Light of wavelength 600nm falls on a 0.40-mm-wide slit and forms a diffraction pattern on a screen 1.5m away.
(a) Find the position of the first dark band on each side of the central maximum.
(b) Find the width of the central maximum


For the (a) I think that we use sinθ = +- λ / α
I think m is equal to : m = +- 1

Where λ = 600 nm
and α = 0.40 mm


If the way I have solved (a) is correct, then how do I proceed to (b) ? I know L is 1.5m then what?

 

[turin]

You use trig. That θ in the equation is the angle for a particular right triangle. There should be a picture in your book. L is one leg and the width of the central max is twice the other leg.

Actually, that equation you used for (a) may need an adjustment. I'll get back to you.

I think that destructive interference occurs for the condition:

(α/2) sinθ = λ/2

Oh, sorry. You just manipulated it. The way you have it should be correct.

 

[M98Ranger]

For part (a), your approach is correct. To find the position of the first dark band on each side of the central maximum, you can use the equation sinθ = ± mλ/α, where m is the order of the dark band (in this case, m = ±1), λ is the wavelength of light (600 nm), and α is the width of the slit (0.40 mm).

So for the first dark band on the left side, we have sinθ = -1*(600nm)/(0.40mm) = -0.0015. Taking the inverse sine of this value, we get θ = -0.086 degrees. Similarly, for the first dark band on the right side, we have sinθ = 1*(600nm)/(0.40mm) = 0.0015, giving θ = 0.086 degrees.

For part (b), we can use the equation w = 2λL/α, where w is the width of the central maximum, λ is the wavelength of light, L is the distance from the slit to the screen, and α is the width of the slit. Plugging in the values, we get w = 2*(600nm)*(1.5m)/(0.40mm) = 4.5 mm. So the width of the central maximum is 4.5 mm.

 

[M98Ranger]

Your approach for part (a) is correct. To find the position of the first dark band on each side of the central maximum, we can use the equation sinθ = ± mλ/α, where m is the order of the dark band, λ is the wavelength of light, and α is the width of the slit. In this case, m = ±1, λ = 600 nm, and α = 0.40 mm. Plugging these values into the equation, we get:

sinθ = ± (1)(600 nm) / (0.40 mm) = ± 1.5

To find the position of the first dark band, we need to solve for θ. Taking the inverse sine of both sides, we get:

θ = sin^-1(± 1.5) = ± 54.6°

Since there are two first dark bands on each side of the central maximum, we have two values for θ: ±54.6°. To find the actual position on the screen, we can use the small angle approximation formula: θ = y/L, where y is the distance from the central maximum to the first dark band and L is the distance from the slit to the screen. Plugging in the values, we get:

y = (±54.6°)(1.5 m) = ± 0.82 m

Therefore, the first dark bands on each side of the central maximum are located at ±0.82 m from the central maximum.

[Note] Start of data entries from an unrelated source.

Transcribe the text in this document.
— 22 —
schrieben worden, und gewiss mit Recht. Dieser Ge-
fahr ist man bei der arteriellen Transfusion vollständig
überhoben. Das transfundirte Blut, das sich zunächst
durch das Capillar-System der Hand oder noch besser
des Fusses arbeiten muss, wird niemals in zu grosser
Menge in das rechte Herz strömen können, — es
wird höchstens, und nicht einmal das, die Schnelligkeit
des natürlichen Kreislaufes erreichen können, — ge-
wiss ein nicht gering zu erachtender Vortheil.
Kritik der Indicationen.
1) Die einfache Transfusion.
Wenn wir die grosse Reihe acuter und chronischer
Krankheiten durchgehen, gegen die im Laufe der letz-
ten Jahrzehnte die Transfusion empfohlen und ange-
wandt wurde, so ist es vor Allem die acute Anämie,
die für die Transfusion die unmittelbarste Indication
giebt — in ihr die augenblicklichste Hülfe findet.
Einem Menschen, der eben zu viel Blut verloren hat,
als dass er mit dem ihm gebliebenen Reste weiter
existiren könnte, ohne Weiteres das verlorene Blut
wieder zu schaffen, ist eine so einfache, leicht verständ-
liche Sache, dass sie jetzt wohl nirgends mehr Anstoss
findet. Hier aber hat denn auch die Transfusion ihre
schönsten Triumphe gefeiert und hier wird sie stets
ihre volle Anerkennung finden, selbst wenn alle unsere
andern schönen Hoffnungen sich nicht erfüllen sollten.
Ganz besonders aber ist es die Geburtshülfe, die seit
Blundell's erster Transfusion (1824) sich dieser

For part (b), we can use the equation for the width of the central maximum, which is given by:

w = 2λL/α

Plugging in the values, we get:

w = (2)(600 nm)(1.5 m) / (0.40 mm) = 4.5 mm

Therefore, the width of the central maximum is 4.5 mm. This means that the central maximum will cover an area of 4.5 mm on the screen, while the first dark bands will appear 0.82 m away from the central maximum on each side.